Nicht nur Auslöser von Gebärmutterhalskrebs - Nobelpreisträger zur Hausen empfiehlt Impfung aller Buben gegen HPV

Berlin/Wien - Human Papilloma Viren (HPV) lösen nicht nur Gebärmutterhalskrebs aus. Bestimmte Typen stehen auch unter Verdacht, Vorstufen für Weißen Hautkrebs (Basaliome) zu verursachen, hieß es bei der 27. Internationalen Konferenz zu Papillomviren in Berlin. Der für die Entdeckung des Zusammenhanges zwischen HPV und Gebärmutterhalskrebs mit dem Medizin-Nobelpreis geehrte deutsche Wissenschafter Harald zur Hausen forderte bei der Konferenz die Impfung aller Buben.

Derzeit sind über 100 Typen der Papillomviren (HPV) bekannt. In Tierversuchen fand die Forschergruppe um Lutz Gissmann vom Deutschen Krebsforschungszentrum (DKFZ) in Heidelberg nun Hinweise dafür, dass die Hautregionen der Tiere, die mit bestimmten beta-HPV-Genen versehen waren, nach Bestrahlung mit UV-Licht eine Vorform von hellem Hautkrebs (aktinische Keratose) entwickelten. Aus der aktinischen Keratose können Plattenepithel-Karzinome entstehen. Falls sich dieser Verdacht erhärten sollte, könnte in Zukunft die frühzeitige Impfung von Kindern Schutz bieten, sagte Gissmann. Auch Organtransplantierte, die bis zu 100 mal häufiger an Weißem Hautkrebs erkranken als die Normalbevölkerung, könnten dann von einer Impfung vor der Transplantation profitieren.

Experte: "Buben impfen"

Harald zur Hausen, der für seine Arbeiten über HPV-Viren 2008 den Medizin-Nobelpreis erhielt, forderte erneut, auch Buben gegen HPV zu impfen.
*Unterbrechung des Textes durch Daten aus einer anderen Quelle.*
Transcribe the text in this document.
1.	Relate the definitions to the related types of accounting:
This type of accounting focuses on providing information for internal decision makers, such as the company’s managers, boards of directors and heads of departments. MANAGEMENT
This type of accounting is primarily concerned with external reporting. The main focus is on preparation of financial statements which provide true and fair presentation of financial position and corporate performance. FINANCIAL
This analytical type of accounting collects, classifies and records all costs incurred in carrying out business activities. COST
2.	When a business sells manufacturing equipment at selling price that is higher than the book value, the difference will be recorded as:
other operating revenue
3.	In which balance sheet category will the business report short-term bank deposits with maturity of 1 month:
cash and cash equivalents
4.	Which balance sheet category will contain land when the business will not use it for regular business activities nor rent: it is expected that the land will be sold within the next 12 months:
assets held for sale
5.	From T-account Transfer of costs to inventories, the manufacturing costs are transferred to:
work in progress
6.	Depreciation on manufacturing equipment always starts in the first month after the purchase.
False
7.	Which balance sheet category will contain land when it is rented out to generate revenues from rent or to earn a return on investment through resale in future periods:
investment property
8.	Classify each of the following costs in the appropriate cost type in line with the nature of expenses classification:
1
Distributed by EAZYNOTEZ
Männer übertragen via Sexualkontakte die Viren. zur Hausen: "Ich glaube sogar, wenn wir nur Buben impfen würden, wäre das ein besserer Schutz als nur Mädchen." Derzeit wird die Impfung in zahlreichen Staaten - nicht in Österreich - als Vorbeugung gegen Gebärmutterhalskrebs für Mädchen über öffentliche Impfprogramme finanziert. Der renommierte deutsche Wissenschafter wies in diesem Zusammenhang auch auf zusätzlichen Nutzen einer Immunisierung von Buben hin: "Nicht nur, dass geimpfte Männer ihre Partnerinnen nicht mehr infizieren - die Impfung bewirkt auch bei den Männern selbst einen hohen Schutzeffekt gegen Krebs der Genital- und Analregion - vorausgesetzt, sie wird früh genug verabreicht."
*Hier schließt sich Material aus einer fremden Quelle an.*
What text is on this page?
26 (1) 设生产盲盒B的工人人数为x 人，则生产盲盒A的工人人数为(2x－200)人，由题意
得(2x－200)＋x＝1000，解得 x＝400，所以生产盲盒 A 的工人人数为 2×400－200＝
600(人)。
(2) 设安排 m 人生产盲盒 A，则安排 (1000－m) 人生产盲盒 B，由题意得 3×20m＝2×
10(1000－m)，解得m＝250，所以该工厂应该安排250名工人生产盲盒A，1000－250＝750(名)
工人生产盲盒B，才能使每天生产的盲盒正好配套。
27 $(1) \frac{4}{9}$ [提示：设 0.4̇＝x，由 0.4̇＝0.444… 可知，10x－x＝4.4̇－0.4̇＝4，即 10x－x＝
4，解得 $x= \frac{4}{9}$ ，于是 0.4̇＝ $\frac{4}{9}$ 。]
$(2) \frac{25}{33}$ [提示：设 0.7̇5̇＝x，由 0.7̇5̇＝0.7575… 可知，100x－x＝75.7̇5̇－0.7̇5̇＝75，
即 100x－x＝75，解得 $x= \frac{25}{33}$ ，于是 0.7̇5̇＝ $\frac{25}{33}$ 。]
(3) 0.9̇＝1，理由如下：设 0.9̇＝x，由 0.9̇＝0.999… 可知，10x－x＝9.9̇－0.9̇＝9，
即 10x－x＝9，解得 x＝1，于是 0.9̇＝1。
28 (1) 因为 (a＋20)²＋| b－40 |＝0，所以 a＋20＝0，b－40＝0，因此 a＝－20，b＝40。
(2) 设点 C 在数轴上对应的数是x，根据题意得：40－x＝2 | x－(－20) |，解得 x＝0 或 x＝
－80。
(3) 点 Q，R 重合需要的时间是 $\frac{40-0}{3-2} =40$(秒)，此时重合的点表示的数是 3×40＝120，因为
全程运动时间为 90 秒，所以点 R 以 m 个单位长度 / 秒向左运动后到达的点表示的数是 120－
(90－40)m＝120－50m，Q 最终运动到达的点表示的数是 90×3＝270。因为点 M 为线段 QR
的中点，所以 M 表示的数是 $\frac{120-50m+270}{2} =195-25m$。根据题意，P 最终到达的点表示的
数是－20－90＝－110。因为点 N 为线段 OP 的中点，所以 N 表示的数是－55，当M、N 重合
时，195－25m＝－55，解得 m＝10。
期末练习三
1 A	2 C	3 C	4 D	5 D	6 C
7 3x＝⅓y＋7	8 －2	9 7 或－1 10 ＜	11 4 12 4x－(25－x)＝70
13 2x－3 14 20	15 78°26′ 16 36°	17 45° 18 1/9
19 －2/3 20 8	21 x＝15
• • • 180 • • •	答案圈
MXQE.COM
Für die Früherkennung von Gebärmutterhalskrebs hat sich mittlerweile ein neues Verfahren bewährt: Karl Ulrich Petry (Frauenklinik Wolfsburg/Deutschland) berichtete von sehr guten Erfolgen beim HPV-DNA-Screening, das den bisher üblichen Pap-Abstrich künftig ersetzen könnte. Statt der jährlichen Abstrichuntersuchung könnte alle zwei Jahre der genauere Test zur Auffindung von HPV-Genmaterial erfolgen. Der Experte: "Das DNA-Verfahren ist medizinisch von höherer Qualität und auch kosteneffizient, denn es können überflüssige, durch Fehlalarme hervorgerufene Untersuchungen vermieden werden."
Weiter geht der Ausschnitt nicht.